During the next step, each of the three channels is sliced into blocks of 8 x 8 pixels which undergo a mathematical treatment, in this case a variant of the Fourier transform, which converts it into a sum of cosine functions characterized by its frequency. This is important, because low frequencies generally correspond to the image, as if we saw it blurred, while high frequencies represent details, what differs, features … It is at very high frequencies, referring to elements of the image in which the human eye is very insensitive So much so that the pressure will basically bear it.
This consists of a quantification (the continuous signal is replaced by discrete small group values, which reduces the amount of information) depending on the parameter Q mentioned above. Quantization is the irreversible step in the algorithm during which most information loss occurs. Then each block is encrypted using other types of algorithms, without data loss.
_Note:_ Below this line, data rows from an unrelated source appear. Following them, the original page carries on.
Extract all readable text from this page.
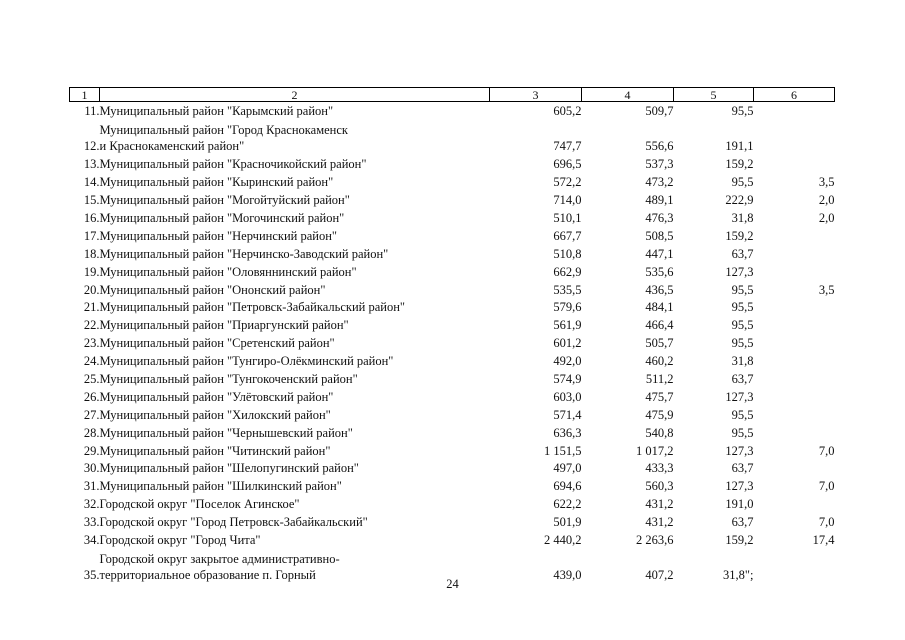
1	2	3	4	5	6
11.	Муниципальный район "Карымский район"	605,2	509,7	95,5	
12.	Муниципальный район "Город Краснокаменск
и Краснокаменский район"	747,7	556,6	191,1	
13.	Муниципальный район "Красночикойский район"	696,5	537,3	159,2	
14.	Муниципальный район "Кыринский район"	572,2	473,2	95,5	3,5
15.	Муниципальный район "Могойтуйский район"	714,0	489,1	222,9	2,0
16.	Муниципальный район "Могочинский район"	510,1	476,3	31,8	2,0
17.	Муниципальный район "Нерчинский район"	667,7	508,5	159,2	
18.	Муниципальный район "Нерчинско-Заводский район"	510,8	447,1	63,7	
19.	Муниципальный район "Оловяннинский район"	662,9	535,6	127,3	
20.	Муниципальный район "Ононский район"	535,5	436,5	95,5	3,5
21.	Муниципальный район "Петровск-Забайкальский район"	579,6	484,1	95,5	
22.	Муниципальный район "Приаргунский район"	561,9	466,4	95,5	
23.	Муниципальный район "Сретенский район"	601,2	505,7	95,5	
24.	Муниципальный район "Тунгиро-Олёкминский район"	492,0	460,2	31,8	
25.	Муниципальный район "Тунгокоченский район"	574,9	511,2	63,7	
26.	Муниципальный район "Улётовский район"	603,0	475,7	127,3	
27.	Муниципальный район "Хилокский район"	571,4	475,9	95,5	
28.	Муниципальный район "Чернышевский район"	636,3	540,8	95,5	
29.	Муниципальный район "Читинский район"	1 151,5	1 017,2	127,3	7,0
30.	Муниципальный район "Шелопугинский район"	497,0	433,3	63,7	
31.	Муниципальный район "Шилкинский район"	694,6	560,3	127,3	7,0
32.	Городской округ "Поселок Агинское"	622,2	431,2	191,0	
33.	Городской округ "Город Петровск-Забайкальский"	501,9	431,2	63,7	7,0
34.	Городской округ "Город Чита"	2 440,2	2 263,6	159,2	17,4
35.	Городской округ закрытое административно-
территориальное образование п. Горный	439,0	407,2	31,8";	
24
The life story of the photo does not end there. Apps like Instagram, Facebook or Snapchat offer to crop and straighten the photo and apply different filters to it. All these actions are also based on image processing algorithms. When posting to social networks, they also apply transitions: they can resize images, compress them again and, most often, remove Exif metadata. On a larger scale, many other operations are carried out, but they are kept confidential by companies, as is the order in which they are applied.
All of the methods mentioned here, and many others, are important research topics that continue to be of interest. New procedures are constantly being developed in response to the arrival of new technologies, the desire for better quality images, and the sharing possibilities offered by the Internet.
Algorithms for all
More broadly, every field in which images are central, such as medicine, astronomy, satellite observation, etc., has its own set of algorithms for image formation, optimization, display, and coding. Other tools help analyze images to extract information, such as detecting objects or motions.
Scientists studying these different topics publish articles, some of which are available online, on the image processing reference journal website: IPOL (for Online image processing). This post has the advantage of offering to read the description of the method, but also download the computer software provided, and even test each of the methods with their own pictures directly Across Location. So it’s up to you to play with your holiday photos!
“Subtly charming problem solver. Extreme tv enthusiast. Web scholar. Evil beer expert. Music nerd. Food junkie.”